2. Понимаешь, что песня «Ashes to Ashes» с самого переоцененного альбома Боуи – лучшее поп-произведение всех времен и народов.
3. Понимаешь, что решительно не хочется смотреть никакого кино – и слава Богу (которого нет).
4. Понимаешь, что культ красного сухого придумали пошляки и тупицы. Только дорогое белое и – окказионально – розовое.
5. Понимаешь, что, кроме Пруста, Вальзера и, как ни странно, Толстого, читать никого не хочется.
6. Понимаешь, что пункт пятый меркнет перед существованием Монтеня, которого можно читать всегда, а вышеперечисленных – нет.
7. Понимаешь, что, на самом деле, все равно, где жить.
8....... 9 ……
10. Понимаешь, что хорошо бы все отъебались навсегда – но при этом оставались на таком расстоянии, чтобы можно было позвать назад. И без обид.
11. ……………….
На самом-то деле, я заговорил об этих «Утехах среднего возраста» только из-за пункта 3.
Несколько мужиков и баб в комментах соглашаются с Кобриным: им тоже расхотелось смотреть кино.

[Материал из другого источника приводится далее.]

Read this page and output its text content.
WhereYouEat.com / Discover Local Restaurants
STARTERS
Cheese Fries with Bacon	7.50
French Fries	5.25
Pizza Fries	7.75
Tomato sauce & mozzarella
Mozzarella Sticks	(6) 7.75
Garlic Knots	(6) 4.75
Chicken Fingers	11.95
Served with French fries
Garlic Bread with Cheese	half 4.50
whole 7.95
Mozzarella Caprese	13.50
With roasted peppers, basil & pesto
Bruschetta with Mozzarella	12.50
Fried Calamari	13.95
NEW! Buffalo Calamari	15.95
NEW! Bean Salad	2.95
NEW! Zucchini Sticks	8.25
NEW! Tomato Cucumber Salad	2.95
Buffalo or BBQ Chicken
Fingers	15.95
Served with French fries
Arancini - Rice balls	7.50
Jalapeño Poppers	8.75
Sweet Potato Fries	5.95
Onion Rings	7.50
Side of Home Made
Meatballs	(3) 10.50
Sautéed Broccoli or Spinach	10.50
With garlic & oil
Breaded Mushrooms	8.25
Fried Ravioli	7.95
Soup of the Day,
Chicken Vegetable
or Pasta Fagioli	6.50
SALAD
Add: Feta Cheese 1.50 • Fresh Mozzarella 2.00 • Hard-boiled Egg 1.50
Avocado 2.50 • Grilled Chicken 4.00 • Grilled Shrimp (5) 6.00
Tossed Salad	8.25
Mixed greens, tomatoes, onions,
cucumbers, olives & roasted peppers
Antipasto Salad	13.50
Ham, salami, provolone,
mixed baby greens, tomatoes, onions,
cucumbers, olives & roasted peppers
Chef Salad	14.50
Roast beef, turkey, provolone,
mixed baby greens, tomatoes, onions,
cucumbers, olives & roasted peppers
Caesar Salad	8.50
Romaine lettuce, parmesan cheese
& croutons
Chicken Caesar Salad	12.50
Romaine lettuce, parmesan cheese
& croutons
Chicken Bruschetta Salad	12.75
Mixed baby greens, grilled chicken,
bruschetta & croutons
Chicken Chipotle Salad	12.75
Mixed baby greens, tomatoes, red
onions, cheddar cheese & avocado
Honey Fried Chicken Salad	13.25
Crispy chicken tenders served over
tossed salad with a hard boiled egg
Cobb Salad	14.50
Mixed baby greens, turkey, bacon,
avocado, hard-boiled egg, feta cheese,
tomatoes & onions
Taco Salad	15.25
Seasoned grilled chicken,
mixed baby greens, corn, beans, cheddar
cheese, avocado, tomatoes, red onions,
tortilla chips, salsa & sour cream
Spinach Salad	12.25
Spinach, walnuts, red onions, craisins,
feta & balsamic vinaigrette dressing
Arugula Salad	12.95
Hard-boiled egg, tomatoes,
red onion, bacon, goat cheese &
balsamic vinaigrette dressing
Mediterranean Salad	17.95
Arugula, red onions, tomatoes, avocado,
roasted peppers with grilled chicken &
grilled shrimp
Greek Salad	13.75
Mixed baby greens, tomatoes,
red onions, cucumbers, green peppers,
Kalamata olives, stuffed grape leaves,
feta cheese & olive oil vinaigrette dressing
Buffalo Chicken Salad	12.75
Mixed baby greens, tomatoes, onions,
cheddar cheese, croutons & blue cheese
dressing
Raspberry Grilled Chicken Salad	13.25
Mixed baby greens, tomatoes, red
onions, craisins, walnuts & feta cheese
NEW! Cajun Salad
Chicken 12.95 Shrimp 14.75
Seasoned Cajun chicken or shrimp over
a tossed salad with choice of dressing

Вряд ли данная особенность среднего возраста по мере перехода к сенильному возрасту делает где-то крутой U-образный поворот: здравый смысл подсказывают, что она остается в прямой корреляции со старением до самой гробовой доски. Кобрин родился в 1964 году, а я… страшно произнести… поменяйте две последние цифры в его г.р. местами. Следовательно… Но, может быть, я такой ошалелый киноман, что являюсь исключением из правила? Нет, я не такой. Стыдно признаться, но не стану душой кривить: я не только согласен с Кобриным, но, наверное, мне хочется смотреть кино еще меньше, чем ему. Ужасно, ужасно. Но что поделаешь.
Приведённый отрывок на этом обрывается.